It was a hot and sticky summer day, as is often the case in eastern North Carolina in August. The year was 1992. And as I walked into my high school, I realized I was in the building on my own for the first time. My older sister had just graduated, and I was starting tenth grade soon.
Now, I think it’s important to understand that I was a bit of an academic snob. I enjoyed being the student that teachers picked to run errands, and I loved having people know that I was smart. It didn’t necessarily help in the popularity department, but it was an identity. It was my identity. I was going places. And by that I thought I meant law school, business school, or somewhere else I could make lots of money. Not agriculture education.
Orientation
My classmates and I crowded around the bulletin board to find our homeroom assignments. Listed next to my name was Mr. Jesse Smith. “How in the world did I get Mr. Smith as my homeroom teacher again? Last year he assigned me a bottom locker!” Jesse Smith was the agriculture education teacher and FFA advisor. My sister had been a member and was one of its biggest cheerleaders. She stood out in her blue corduroy jacket.
But I wanted to break out of her shadow. This was my school now.
Nevertheless, I took a deep breath and walked toward the agriculture education building with its familiar smells of grease and dirt filling the air. Growing up on a farm, I knew this smell all too well. It smelled like my Papa’s workbench in the barn and the sandy soil I had played in all my life. But I had decided long ago that farm work was not for me. My future was in an office with a comfortable chair and air conditioning. Agriculture, while a noble profession, was not in the cards.

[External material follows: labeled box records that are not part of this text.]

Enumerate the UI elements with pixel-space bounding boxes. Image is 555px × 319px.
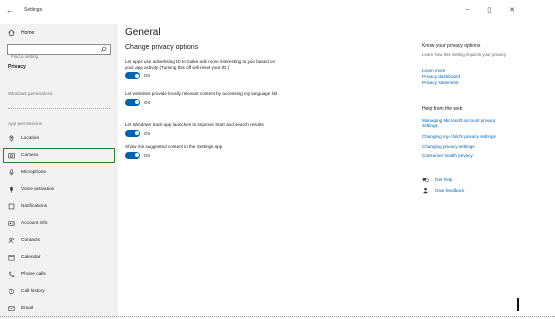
sidebar-item-notifications[interactable]: Notifications	[4, 200, 114, 213]
home-icon	[8, 29, 15, 36]
notifications-icon	[8, 203, 15, 210]
sidebar-item-label: Phone calls	[21, 272, 46, 277]
sidebar-item-phone-calls[interactable]: Phone calls	[4, 268, 114, 281]
toggle-state-label: On	[144, 99, 151, 105]
help-link-microsoft-account[interactable]: Managing Microsoft account privacy setti…	[422, 118, 512, 129]
sidebar-item-account-info[interactable]: Account info	[4, 217, 114, 230]
feedback-icon	[423, 187, 428, 194]
setting-description: Show me suggested content in the Setting…	[125, 144, 223, 149]
give-feedback-label: Give feedback	[435, 188, 465, 193]
help-link-consumer-health[interactable]: Consumer health privacy	[422, 153, 512, 158]
maximize-button[interactable]: ▯	[487, 6, 491, 14]
sidebar-item-label: Contacts	[21, 238, 40, 243]
location-icon	[9, 135, 14, 142]
back-button[interactable]: ←	[6, 6, 14, 15]
title-bar: ← Settings – ▯ ✕	[0, 0, 555, 24]
related-panel: Know your privacy options Learn how this…	[420, 24, 550, 319]
sidebar-item-label: Calendar	[21, 255, 41, 260]
sidebar-item-camera[interactable]: Camera	[3, 148, 115, 163]
setting-language-list: Let websites provide locally relevant co…	[125, 91, 285, 106]
section-label-windows-permissions: Windows permissions	[8, 91, 53, 96]
learn-more-link[interactable]: Learn more	[422, 68, 512, 73]
search-input[interactable]	[8, 52, 98, 61]
sidebar-item-call-history[interactable]: Call history	[4, 285, 114, 298]
advertising-id-toggle[interactable]	[125, 72, 140, 80]
toggle-state-label: On	[144, 73, 151, 79]
sidebar-item-label: Microphone	[21, 170, 47, 175]
get-help-icon	[422, 178, 429, 183]
minimize-button[interactable]: –	[465, 6, 469, 14]
help-web-heading: Help from the web	[422, 106, 463, 112]
camera-icon	[8, 153, 15, 159]
email-icon	[8, 306, 15, 311]
sidebar-item-location[interactable]: Location	[4, 132, 114, 145]
close-button[interactable]: ✕	[509, 6, 515, 14]
give-feedback-link[interactable]: Give feedback	[422, 187, 464, 194]
contacts-icon	[8, 238, 15, 244]
sidebar-item-calendar[interactable]: Calendar	[4, 251, 114, 264]
sidebar: Home Privacy Windows permissions App per…	[0, 24, 118, 319]
sidebar-item-label: Email	[21, 306, 33, 311]
main-content: General Change privacy options Let apps …	[118, 24, 408, 319]
sidebar-item-label: Voice activation	[21, 187, 55, 192]
setting-suggested-content: Show me suggested content in the Setting…	[125, 144, 285, 159]
section-label-app-permissions: App permissions	[8, 121, 42, 126]
page-title: General	[125, 27, 161, 38]
calendar-icon	[8, 254, 15, 261]
sidebar-item-voice-activation[interactable]: Voice activation	[4, 183, 114, 196]
sidebar-item-microphone[interactable]: Microphone	[4, 166, 114, 179]
privacy-dashboard-link[interactable]: Privacy dashboard	[422, 74, 512, 79]
sidebar-item-email[interactable]: Email	[4, 302, 114, 315]
sidebar-item-label: Account info	[21, 221, 48, 226]
privacy-statement-link[interactable]: Privacy statement	[422, 80, 512, 85]
setting-advertising-id: Let apps use advertising ID to make ads …	[125, 59, 285, 80]
text-cursor	[517, 298, 519, 311]
know-privacy-text: Learn how this setting impacts your priv…	[422, 52, 507, 57]
microphone-icon	[9, 169, 14, 176]
toggle-state-label: On	[144, 152, 151, 158]
sidebar-item-label: Location	[21, 136, 40, 141]
setting-app-launches: Let Windows track app launches to improv…	[125, 122, 285, 137]
get-help-link[interactable]: Get help	[422, 176, 452, 183]
search-box[interactable]	[7, 44, 111, 61]
sidebar-item-contacts[interactable]: Contacts	[4, 234, 114, 247]
app-launches-toggle[interactable]	[125, 129, 140, 137]
sidebar-item-label: Notifications	[21, 204, 48, 209]
voice-activation-icon	[10, 186, 13, 193]
suggested-content-toggle[interactable]	[125, 151, 140, 159]
help-link-changing-privacy[interactable]: Changing privacy settings	[422, 144, 512, 149]
category-heading: Privacy	[8, 64, 26, 70]
account-info-icon	[8, 221, 15, 226]
divider	[8, 108, 110, 109]
know-privacy-heading: Know your privacy options	[422, 43, 481, 49]
phone-icon	[9, 271, 15, 278]
setting-description: Let apps use advertising ID to make ads …	[125, 59, 276, 70]
sidebar-item-home[interactable]: Home	[8, 29, 34, 36]
window-controls: – ▯ ✕	[465, 6, 515, 14]
app-title: Settings	[24, 7, 43, 13]
history-icon	[8, 288, 15, 294]
get-help-label: Get help	[435, 177, 453, 182]
search-icon[interactable]	[100, 46, 107, 53]
help-link-child-privacy[interactable]: Changing my child's privacy settings	[422, 134, 512, 139]
toggle-state-label: On	[144, 130, 151, 136]
bottom-divider	[0, 316, 555, 317]
setting-description: Let Windows track app launches to improv…	[125, 122, 264, 127]
section-title: Change privacy options	[125, 44, 199, 51]
language-list-toggle[interactable]	[125, 98, 140, 106]
sidebar-item-label: Home	[21, 29, 35, 36]
sidebar-item-label: Camera	[21, 153, 39, 158]
setting-description: Let websites provide locally relevant co…	[125, 91, 278, 96]
sidebar-item-label: Call history	[21, 289, 45, 294]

As I entered the classroom, I greeted Mr. Smith and picked up my schedule. Then my stomach dropped. My third period class was Agricultural Production 1. It couldn’t be possible. I had worked so hard to avoid this. I remember sulking for most of the afternoon. Mama tried to convince me that I might actually like the agriculture course. But I highly doubted it.
The first day of school
I walked into the first day of class, and it was just as I had suspected. I was the only girl in a class full of boys. They were loud, and I was nervous. I didn’t know what to expect.
Mr. Smith began by taking attendance and proceeded to explain the scope of the coursework and how we could get involved with FFA. Competitions sounded fun. And leadership camp? I knew my sister had gone to camp, but I didn’t know what it was all about. There were also a couple of vacant officer positions. Never one to turn down an opportunity to serve (and build my resume, even back then), I thought, “Maybe this isn’t so bad after all.”
On day two, to my surprise, another girl enrolled in the class! Her name was Taylor, and she was a year younger than me. She would become a great friend and the person that I was most likely to be caught hanging out with for the rest of high school.
Soon, that sense of dread I felt vanished. Once I got into class, began to learn more, and found a kindred spirit in Taylor, I suspected that I had found an alternative identity, one that involved blue corduroy.
Striding forward into agriculture education
It wasn’t long before FFA became a driving force in my life. Leading activities at my school was fun, and I loved interacting with other schools and making friends from across the state. To everyone at my school, I was the same person I had been since kindergarten. I was still “the smart one.” But FFA opened up a new realm of possibilities.
Years later, as I was packing to move into my residence hall at North Carolina State University, I realized that life would never be the same as it was right then. I mourned the loss of my childhood and the daily interactions with classmates. But mostly, I mourned the end of FFA. I had to find a way to make it last.
The friends that I made through FFA continue to be some of the people that I love and respect most in my life. We developed a bond that continues to this day. We shared laughter and our hopes and fears.
The longer I felt the tugging at my very soul, the more I knew that being an agriculture education teacher was my destiny. After making this decision with confidence, I found myself enveloped into a community that helped to mold me into a person I never knew I could be. My professors became friends and mentors, and my classmates became like loving siblings. They helped to protect and support me throughout my agriculture education journey.
I would eventually marry one of my classmates, Matt, who is one of those loud agriculture boys. And he and I would work together to build an agriculture program that sparked the careers of hundreds of students, including our own two children. More than 30 years have passed since that hot day in 1992, but that one simple scheduling conflict completely changed my life. I only had to give career and technical education a chance.
Kaye Harris is a career development coordinator at Kings Mountain High school in Cleveland County, North Carolina. Prior to this position, she served as an agriculture teacher and FFA adviser at Crest High School alongside her husband, Matt. Their two children, Faith and Andrew, are carrying on their proud parents’ tradition as CTE students.